A new Cornell University study -- using lab mice genetically modified with a human gene to shed light on the potential link -- revealed that while the male mice exposed to arsenic in drinking water developed diabetes, the female mice did not.
These results would not have been possible without using a mouse model engineered to express a human enzyme for metabolizing arsenic, since normal mice process arsenic much more efficiently than humans and require very high levels of exposure before they become diabetic.
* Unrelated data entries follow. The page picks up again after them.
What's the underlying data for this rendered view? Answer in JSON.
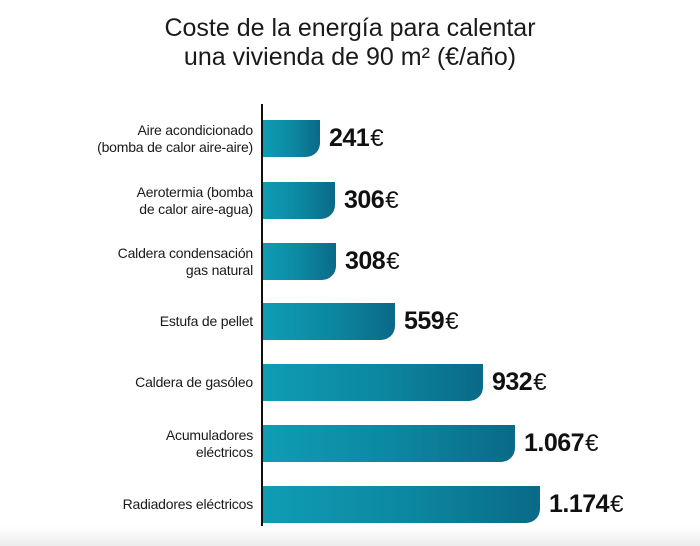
{
  "chart_data": {
    "type": "bar",
    "orientation": "horizontal",
    "title": "Coste de la energía para calentar una vivienda de 90 m² (€/año)",
    "title_lines": [
      "Coste de la energía para calentar",
      "una vivienda de 90 m² (€/año)"
    ],
    "xlabel": "",
    "ylabel": "",
    "unit": "€",
    "grid": false,
    "legend": null,
    "categories": [
      "Aire acondicionado (bomba de calor aire-aire)",
      "Aerotermia (bomba de calor aire-agua)",
      "Caldera condensación gas natural",
      "Estufa de pellet",
      "Caldera de gasóleo",
      "Acumuladores eléctricos",
      "Radiadores eléctricos"
    ],
    "values": [
      241,
      306,
      308,
      559,
      932,
      1067,
      1174
    ],
    "value_labels": [
      "241",
      "306",
      "308",
      "559",
      "932",
      "1.067",
      "1.174"
    ],
    "bar_color_start": "#0f9db4",
    "bar_color_end": "#0a6a87"
  },
  "rows": [
    {
      "line1": "Aire acondicionado",
      "line2": "(bomba de calor aire-aire)",
      "value": "241",
      "currency": "€"
    },
    {
      "line1": "Aerotermia (bomba",
      "line2": "de calor aire-agua)",
      "value": "306",
      "currency": "€"
    },
    {
      "line1": "Caldera condensación",
      "line2": "gas natural",
      "value": "308",
      "currency": "€"
    },
    {
      "line1": "Estufa de pellet",
      "line2": "",
      "value": "559",
      "currency": "€"
    },
    {
      "line1": "Caldera de gasóleo",
      "line2": "",
      "value": "932",
      "currency": "€"
    },
    {
      "line1": "Acumuladores",
      "line2": "eléctricos",
      "value": "1.067",
      "currency": "€"
    },
    {
      "line1": "Radiadores eléctricos",
      "line2": "",
      "value": "1.174",
      "currency": "€"
    }
  ]
}
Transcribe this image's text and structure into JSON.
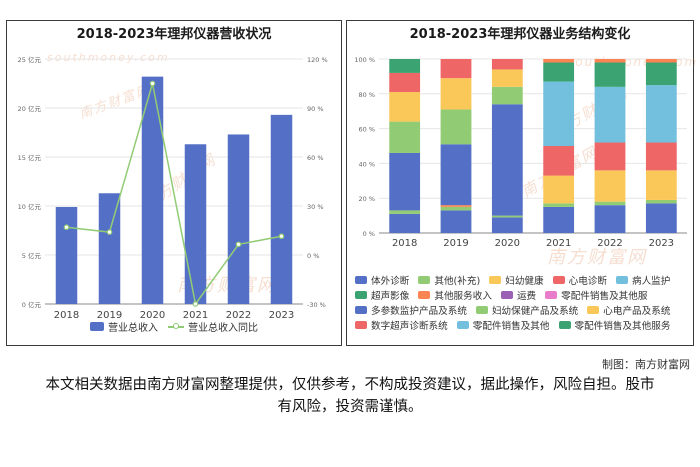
{
  "left_title": "2018-2023年理邦仪器营收状况",
  "right_title": "2018-2023年理邦仪器业务结构变化",
  "watermark": "南方财富网",
  "watermark_url": "southmoney.com",
  "credit": "制图：南方财富网",
  "disclaimer": "本文相关数据由南方财富网整理提供，仅供参考，不构成投资建议，据此操作，风险自担。股市有风险，投资需谨慎。",
  "colors": {
    "bar": "#5470c6",
    "line": "#91cc75"
  },
  "chart_data": [
    {
      "type": "bar",
      "title": "2018-2023年理邦仪器营收状况",
      "categories": [
        "2018",
        "2019",
        "2020",
        "2021",
        "2022",
        "2023"
      ],
      "y_left_ticks": [
        "0 亿元",
        "5 亿元",
        "10 亿元",
        "15 亿元",
        "20 亿元",
        "25 亿元"
      ],
      "y_right_ticks": [
        "-30 %",
        "0 %",
        "30 %",
        "60 %",
        "90 %",
        "120 %"
      ],
      "ylim": [
        0,
        25
      ],
      "ylim_right": [
        -30,
        120
      ],
      "series": [
        {
          "name": "营业总收入",
          "type": "bar",
          "values": [
            9.9,
            11.3,
            23.2,
            16.3,
            17.3,
            19.3
          ]
        },
        {
          "name": "营业总收入同比",
          "type": "line",
          "values": [
            17.0,
            14.0,
            105.0,
            -30.0,
            6.5,
            11.5
          ]
        }
      ],
      "legend": "bottom"
    },
    {
      "type": "bar",
      "stacked": true,
      "title": "2018-2023年理邦仪器业务结构变化",
      "categories": [
        "2018",
        "2019",
        "2020",
        "2021",
        "2022",
        "2023"
      ],
      "y_ticks": [
        "0 %",
        "20 %",
        "40 %",
        "60 %",
        "80 %",
        "100 %"
      ],
      "ylim": [
        0,
        100
      ],
      "legend": "bottom",
      "legend_entries": [
        {
          "name": "体外诊断",
          "color": "#5470c6"
        },
        {
          "name": "其他(补充)",
          "color": "#91cc75"
        },
        {
          "name": "妇幼健康",
          "color": "#fac858"
        },
        {
          "name": "心电诊断",
          "color": "#ee6666"
        },
        {
          "name": "病人监护",
          "color": "#73c0de"
        },
        {
          "name": "超声影像",
          "color": "#3ba272"
        },
        {
          "name": "其他服务收入",
          "color": "#fc8452"
        },
        {
          "name": "运费",
          "color": "#9a60b4"
        },
        {
          "name": "零配件销售及其他服",
          "color": "#ea7ccc"
        },
        {
          "name": "多参数监护产品及系统",
          "color": "#5470c6"
        },
        {
          "name": "妇幼保健产品及系统",
          "color": "#91cc75"
        },
        {
          "name": "心电产品及系统",
          "color": "#fac858"
        },
        {
          "name": "数字超声诊断系统",
          "color": "#ee6666"
        },
        {
          "name": "零配件销售及其他",
          "color": "#73c0de"
        },
        {
          "name": "零配件销售及其他服务",
          "color": "#3ba272"
        }
      ],
      "stacks": [
        [
          {
            "series": "多参数监护产品及系统",
            "value": 11,
            "color": "#5470c6"
          },
          {
            "series": "其他(补充)",
            "value": 2,
            "color": "#91cc75"
          },
          {
            "series": "体外诊断",
            "value": 33,
            "color": "#5470c6"
          },
          {
            "series": "其他(补充)",
            "value": 18,
            "color": "#91cc75"
          },
          {
            "series": "妇幼健康",
            "value": 17,
            "color": "#fac858"
          },
          {
            "series": "心电诊断",
            "value": 11,
            "color": "#ee6666"
          },
          {
            "series": "超声影像",
            "value": 8,
            "color": "#3ba272"
          }
        ],
        [
          {
            "series": "多参数监护产品及系统",
            "value": 13,
            "color": "#5470c6"
          },
          {
            "series": "其他(补充)",
            "value": 2,
            "color": "#91cc75"
          },
          {
            "series": "其他服务收入",
            "value": 1,
            "color": "#fc8452"
          },
          {
            "series": "体外诊断",
            "value": 35,
            "color": "#5470c6"
          },
          {
            "series": "其他(补充)",
            "value": 20,
            "color": "#91cc75"
          },
          {
            "series": "妇幼健康",
            "value": 18,
            "color": "#fac858"
          },
          {
            "series": "心电诊断",
            "value": 11,
            "color": "#ee6666"
          }
        ],
        [
          {
            "series": "多参数监护产品及系统",
            "value": 9,
            "color": "#5470c6"
          },
          {
            "series": "其他(补充)",
            "value": 1,
            "color": "#91cc75"
          },
          {
            "series": "体外诊断",
            "value": 64,
            "color": "#5470c6"
          },
          {
            "series": "其他(补充)",
            "value": 10,
            "color": "#91cc75"
          },
          {
            "series": "妇幼健康",
            "value": 10,
            "color": "#fac858"
          },
          {
            "series": "心电诊断",
            "value": 6,
            "color": "#ee6666"
          }
        ],
        [
          {
            "series": "多参数监护产品及系统",
            "value": 15,
            "color": "#5470c6"
          },
          {
            "series": "妇幼保健产品及系统",
            "value": 2,
            "color": "#91cc75"
          },
          {
            "series": "心电产品及系统",
            "value": 16,
            "color": "#fac858"
          },
          {
            "series": "数字超声诊断系统",
            "value": 17,
            "color": "#ee6666"
          },
          {
            "series": "零配件销售及其他",
            "value": 37,
            "color": "#73c0de"
          },
          {
            "series": "零配件销售及其他服务",
            "value": 11,
            "color": "#3ba272"
          },
          {
            "series": "其他服务收入",
            "value": 2,
            "color": "#fc8452"
          }
        ],
        [
          {
            "series": "多参数监护产品及系统",
            "value": 16,
            "color": "#5470c6"
          },
          {
            "series": "妇幼保健产品及系统",
            "value": 2,
            "color": "#91cc75"
          },
          {
            "series": "心电产品及系统",
            "value": 18,
            "color": "#fac858"
          },
          {
            "series": "数字超声诊断系统",
            "value": 16,
            "color": "#ee6666"
          },
          {
            "series": "零配件销售及其他",
            "value": 32,
            "color": "#73c0de"
          },
          {
            "series": "零配件销售及其他服务",
            "value": 14,
            "color": "#3ba272"
          },
          {
            "series": "其他服务收入",
            "value": 2,
            "color": "#fc8452"
          }
        ],
        [
          {
            "series": "多参数监护产品及系统",
            "value": 17,
            "color": "#5470c6"
          },
          {
            "series": "妇幼保健产品及系统",
            "value": 2,
            "color": "#91cc75"
          },
          {
            "series": "心电产品及系统",
            "value": 17,
            "color": "#fac858"
          },
          {
            "series": "数字超声诊断系统",
            "value": 16,
            "color": "#ee6666"
          },
          {
            "series": "零配件销售及其他",
            "value": 33,
            "color": "#73c0de"
          },
          {
            "series": "零配件销售及其他服务",
            "value": 13,
            "color": "#3ba272"
          },
          {
            "series": "其他服务收入",
            "value": 2,
            "color": "#fc8452"
          }
        ]
      ]
    }
  ]
}
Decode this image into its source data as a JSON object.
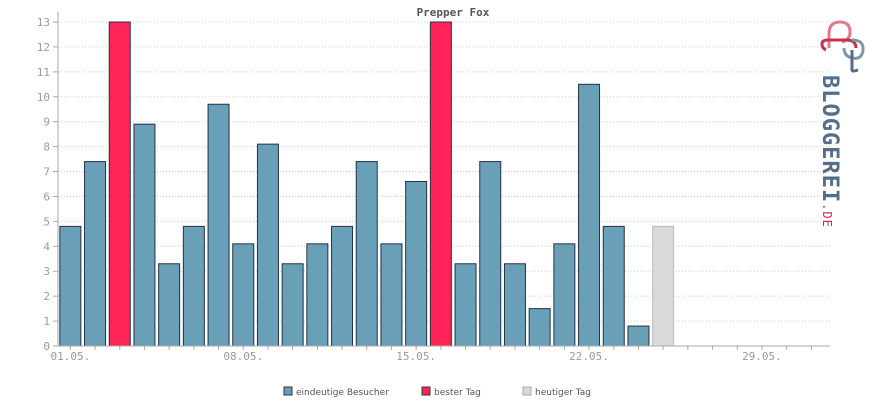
{
  "chart_data": {
    "type": "bar",
    "title": "Prepper Fox",
    "ylim": [
      0,
      13
    ],
    "yticks": [
      0,
      1,
      2,
      3,
      4,
      5,
      6,
      7,
      8,
      9,
      10,
      11,
      12,
      13
    ],
    "grid": true,
    "legend_placement": "bottom",
    "days": 31,
    "xtick_labels": [
      {
        "day": 1,
        "label": "01.05."
      },
      {
        "day": 8,
        "label": "08.05."
      },
      {
        "day": 15,
        "label": "15.05."
      },
      {
        "day": 22,
        "label": "22.05."
      },
      {
        "day": 29,
        "label": "29.05."
      }
    ],
    "values": [
      4.8,
      7.4,
      13,
      8.9,
      3.3,
      4.8,
      9.7,
      4.1,
      8.1,
      3.3,
      4.1,
      4.8,
      7.4,
      4.1,
      6.6,
      13,
      3.3,
      7.4,
      3.3,
      1.5,
      4.1,
      10.5,
      4.8,
      0.8,
      4.8
    ],
    "bar_kinds": [
      "visitor",
      "visitor",
      "best",
      "visitor",
      "visitor",
      "visitor",
      "visitor",
      "visitor",
      "visitor",
      "visitor",
      "visitor",
      "visitor",
      "visitor",
      "visitor",
      "visitor",
      "best",
      "visitor",
      "visitor",
      "visitor",
      "visitor",
      "visitor",
      "visitor",
      "visitor",
      "visitor",
      "today"
    ],
    "legend": [
      {
        "key": "visitor",
        "label": "eindeutige Besucher"
      },
      {
        "key": "best",
        "label": "bester Tag"
      },
      {
        "key": "today",
        "label": "heutiger Tag"
      }
    ],
    "colors": {
      "visitor": "#6a9fb8",
      "best": "#ff2457",
      "today": "#d9d9d9",
      "grid": "#cccccc",
      "axis": "#aaaaaa"
    }
  },
  "logo": {
    "text": "BLOGGEREI",
    "suffix": ".DE",
    "icon": "bloggerei-logo-icon",
    "color_dark": "#546e8a",
    "color_red": "#c8304e"
  }
}
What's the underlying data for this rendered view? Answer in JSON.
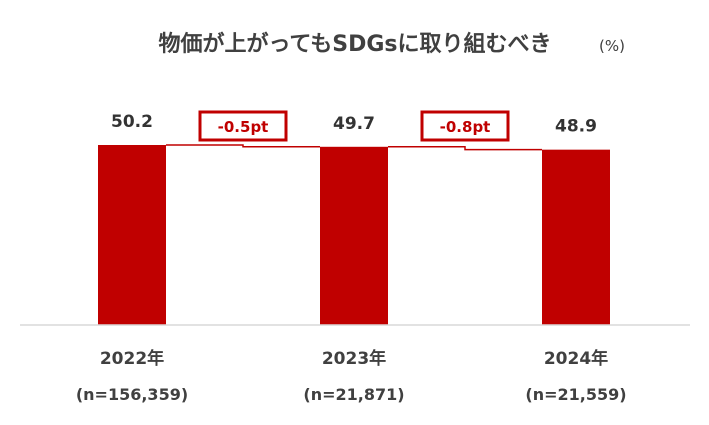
{
  "chart_data": {
    "type": "bar",
    "title": "物価が上がってもSDGsに取り組むべき",
    "unit": "(%)",
    "categories": [
      "2022年",
      "2023年",
      "2024年"
    ],
    "sample_sizes": [
      "(n=156,359)",
      "(n=21,871)",
      "(n=21,559)"
    ],
    "values": [
      50.2,
      49.7,
      48.9
    ],
    "value_labels": [
      "50.2",
      "49.7",
      "48.9"
    ],
    "differences": [
      "-0.5pt",
      "-0.8pt"
    ],
    "ylim": [
      0,
      60
    ],
    "grid": false,
    "legend": "none",
    "colors": {
      "bar": "#c00000",
      "connector": "#c00000",
      "diff_border": "#c00000",
      "diff_text": "#c00000",
      "axis": "#d9d9d9",
      "text": "#404040"
    }
  }
}
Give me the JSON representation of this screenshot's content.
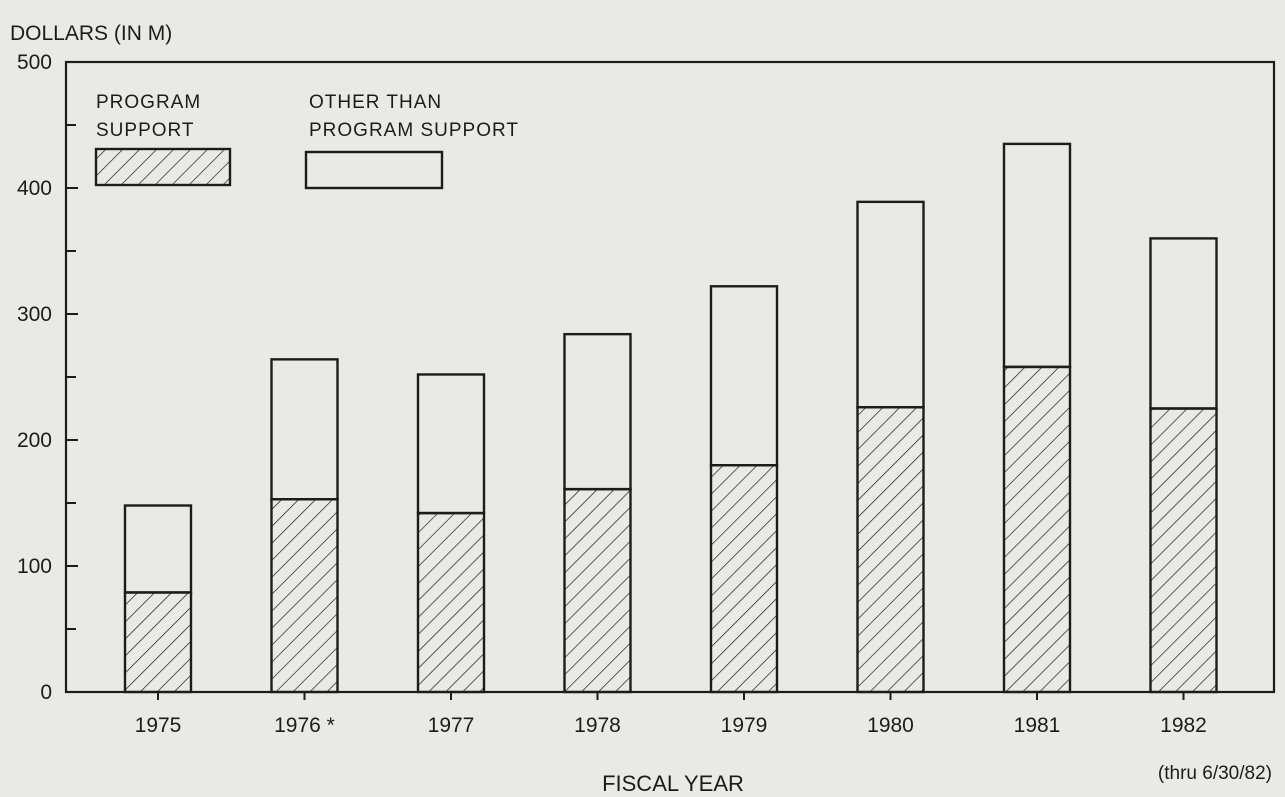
{
  "chart_data": {
    "type": "bar",
    "stacked": true,
    "ylabel": "DOLLARS (IN M)",
    "xlabel": "FISCAL YEAR",
    "ylim": [
      0,
      500
    ],
    "y_ticks": [
      "0",
      "100",
      "200",
      "300",
      "400",
      "500"
    ],
    "categories": [
      "1975",
      "1976 *",
      "1977",
      "1978",
      "1979",
      "1980",
      "1981",
      "1982"
    ],
    "category_note": "(thru 6/30/82)",
    "series": [
      {
        "name": "PROGRAM SUPPORT",
        "legend_lines": [
          "PROGRAM",
          "SUPPORT"
        ],
        "pattern": "hatched",
        "values": [
          79,
          153,
          142,
          161,
          180,
          226,
          258,
          225
        ]
      },
      {
        "name": "OTHER THAN PROGRAM SUPPORT",
        "legend_lines": [
          "OTHER THAN",
          "PROGRAM SUPPORT"
        ],
        "pattern": "open",
        "values": [
          69,
          111,
          110,
          123,
          142,
          163,
          177,
          135
        ]
      }
    ],
    "legend_position": "top-left",
    "grid": false,
    "colors": {
      "ink": "#1c1c1c",
      "paper": "#e9e9e6"
    }
  }
}
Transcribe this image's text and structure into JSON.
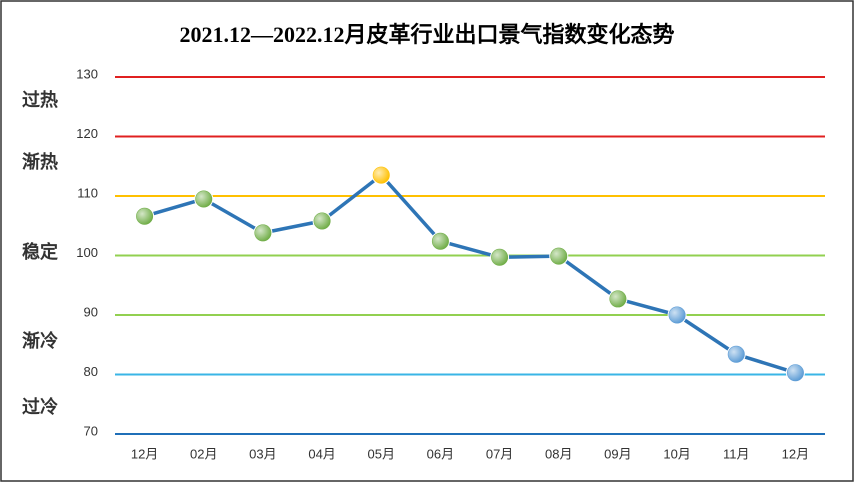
{
  "chart_data": {
    "type": "line",
    "title": "2021.12—2022.12月皮革行业出口景气指数变化态势",
    "categories": [
      "12月",
      "02月",
      "03月",
      "04月",
      "05月",
      "06月",
      "07月",
      "08月",
      "09月",
      "10月",
      "11月",
      "12月"
    ],
    "series": [
      {
        "color": "#2e75b6",
        "values": [
          106.6,
          109.5,
          103.8,
          105.8,
          113.5,
          102.4,
          99.7,
          99.9,
          92.7,
          90.0,
          83.4,
          80.3
        ],
        "point_colors": [
          "#70ad47",
          "#70ad47",
          "#70ad47",
          "#70ad47",
          "#ffc000",
          "#70ad47",
          "#70ad47",
          "#70ad47",
          "#70ad47",
          "#5b9bd5",
          "#5b9bd5",
          "#5b9bd5"
        ]
      }
    ],
    "ylim": [
      70,
      130
    ],
    "yticks": [
      70,
      80,
      90,
      100,
      110,
      120,
      130
    ],
    "ytick_line_colors": [
      "#1f6fb8",
      "#3ab5e6",
      "#92d050",
      "#92d050",
      "#ffc000",
      "#e02020",
      "#e02020"
    ],
    "zones": [
      {
        "label": "过热",
        "color": "#c00000"
      },
      {
        "label": "渐热",
        "color": "#ffc000"
      },
      {
        "label": "稳定",
        "color": "#92d050"
      },
      {
        "label": "渐冷",
        "color": "#2eb4e6"
      },
      {
        "label": "过冷",
        "color": "#1f6fb8"
      }
    ]
  }
}
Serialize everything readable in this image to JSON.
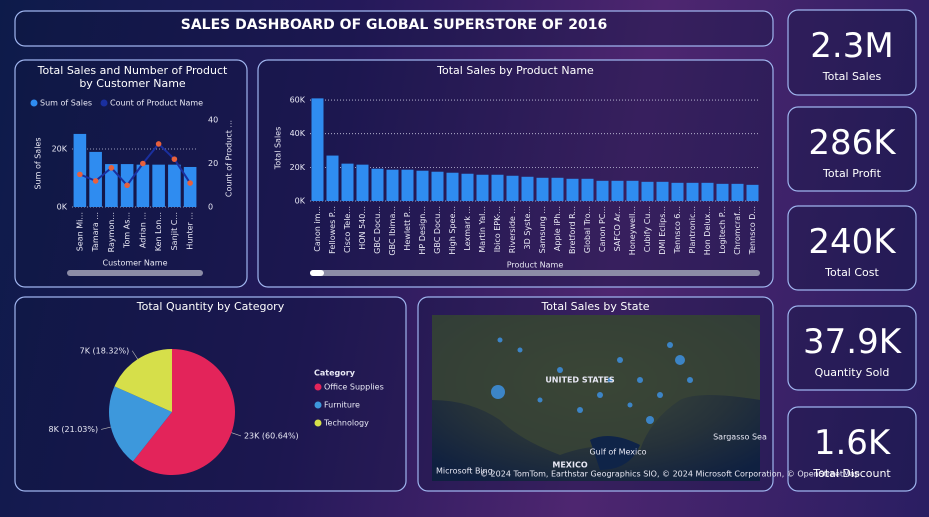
{
  "header": {
    "title": "SALES DASHBOARD OF GLOBAL SUPERSTORE OF 2016"
  },
  "kpis": [
    {
      "value": "2.3M",
      "label": "Total Sales"
    },
    {
      "value": "286K",
      "label": "Total Profit"
    },
    {
      "value": "240K",
      "label": "Total Cost"
    },
    {
      "value": "37.9K",
      "label": "Quantity Sold"
    },
    {
      "value": "1.6K",
      "label": "Total Discount"
    }
  ],
  "chart_data": [
    {
      "type": "bar",
      "title": "Total Sales and Number of Product by Customer Name",
      "x_label": "Customer Name",
      "y_label": "Sum of Sales",
      "y2_label": "Count of Product ...",
      "categories": [
        "Sean Mi...",
        "Tamara ...",
        "Raymon...",
        "Tom As...",
        "Adrian ...",
        "Ken Lon...",
        "Sanjit C...",
        "Hunter ..."
      ],
      "series": [
        {
          "name": "Sum of Sales",
          "color": "#2f8cf0",
          "values": [
            25200,
            19000,
            14800,
            14800,
            14600,
            14600,
            14600,
            13800
          ]
        },
        {
          "name": "Count of Product Name",
          "type": "line",
          "axis": "y2",
          "color": "#1a2f9e",
          "marker_color": "#e8603c",
          "values": [
            15,
            12,
            18,
            10,
            20,
            29,
            22,
            11
          ]
        }
      ],
      "ylim": [
        0,
        30000
      ],
      "yticks": [
        {
          "value": 0,
          "label": "0K"
        },
        {
          "value": 20000,
          "label": "20K"
        }
      ],
      "y2lim": [
        0,
        40
      ],
      "y2ticks": [
        0,
        20,
        40
      ],
      "grid": true
    },
    {
      "type": "bar",
      "title": "Total Sales by Product Name",
      "x_label": "Product Name",
      "y_label": "Total Sales",
      "color": "#2f8cf0",
      "categories": [
        "Canon im...",
        "Fellowes P...",
        "Cisco Tele...",
        "HON 540...",
        "GBC Docu...",
        "GBC Ibima...",
        "Hewlett P...",
        "HP Design...",
        "GBC Docu...",
        "High Spee...",
        "Lexmark ...",
        "Martin Yal...",
        "Ibico EPK-...",
        "Riverside ...",
        "3D Syste...",
        "Samsung ...",
        "Apple iPh...",
        "Bretford R...",
        "Global Tro...",
        "Canon PC...",
        "SAFCO Ar...",
        "Honeywell...",
        "Cubify Cu...",
        "DMI Eclips...",
        "Tennsco 6...",
        "Plantronic...",
        "Hon Delux...",
        "Logitech P...",
        "Chromcraf...",
        "Tennsco D..."
      ],
      "values": [
        61000,
        27000,
        22200,
        21600,
        19200,
        18600,
        18600,
        18000,
        17400,
        16800,
        16200,
        15600,
        15600,
        15000,
        14400,
        13800,
        13800,
        13200,
        13200,
        12000,
        12000,
        12000,
        11400,
        11400,
        10800,
        10800,
        10800,
        10200,
        10200,
        9600
      ],
      "ylim": [
        0,
        63000
      ],
      "yticks": [
        {
          "value": 0,
          "label": "0K"
        },
        {
          "value": 20000,
          "label": "20K"
        },
        {
          "value": 40000,
          "label": "40K"
        },
        {
          "value": 60000,
          "label": "60K"
        }
      ],
      "grid": true
    },
    {
      "type": "pie",
      "title": "Total Quantity by Category",
      "legend_title": "Category",
      "categories": [
        "Office Supplies",
        "Furniture",
        "Technology"
      ],
      "values": [
        60.64,
        21.03,
        18.32
      ],
      "value_labels": [
        "23K (60.64%)",
        "8K (21.03%)",
        "7K (18.32%)"
      ],
      "colors": [
        "#e3245a",
        "#3d98dc",
        "#d6df4a"
      ]
    }
  ],
  "map": {
    "title": "Total Sales by State",
    "labels": [
      "UNITED STATES",
      "MEXICO",
      "Gulf of Mexico",
      "Sargasso Sea"
    ],
    "attribution": "Microsoft Bing",
    "credits": "© 2024 TomTom, Earthstar Geographics SIO, © 2024 Microsoft Corporation, © OpenStreetMap"
  }
}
"Our paper lays the foundation for future investigations into the mechanism of how arsenic exposure leads to diabetes, why there are striking male-female differences, and potential therapeutic strategies," said Praveen Sethupathy, professor of physiological genomics and the study's senior author.
Endemic levels of arsenic above safe limits in both Bangladesh and Mexico led to studies that showed an association between higher levels of arsenic exposure and Type 2 diabetes. Though these studies had very small sample sizes, they offered clues for further research.
Mice in the study were exposed for a month to doses of arsenic in drinking water that were nonlethal but sufficient to potentially promote Type 2 diabetes. The researchers then examined liver and white adipose tissues that are implicated in diabetes. In the humanized male mice alone, they found increased expression in genes related to insulin resistance. Also, in both liver and white adipose tissues of the humanized male mice, they identified a biomarker called miR-34a, which is highly associated with insulin resistance in Type 2 diabetes and other metabolic diseases.
"This would suggest miR-34a is potentially a way to screen individuals who live in areas that have endemic arsenic levels," said Jenna Todero, first author of the study and doctoral student in Sethupathy's lab. "If you have elevated miRNA-34a, you might be at risk for Type 2 diabetes onset or other metabolic dysfunction."
The study was funded by the Superfund Research Program at the National Institute of Environmental Health Sciences.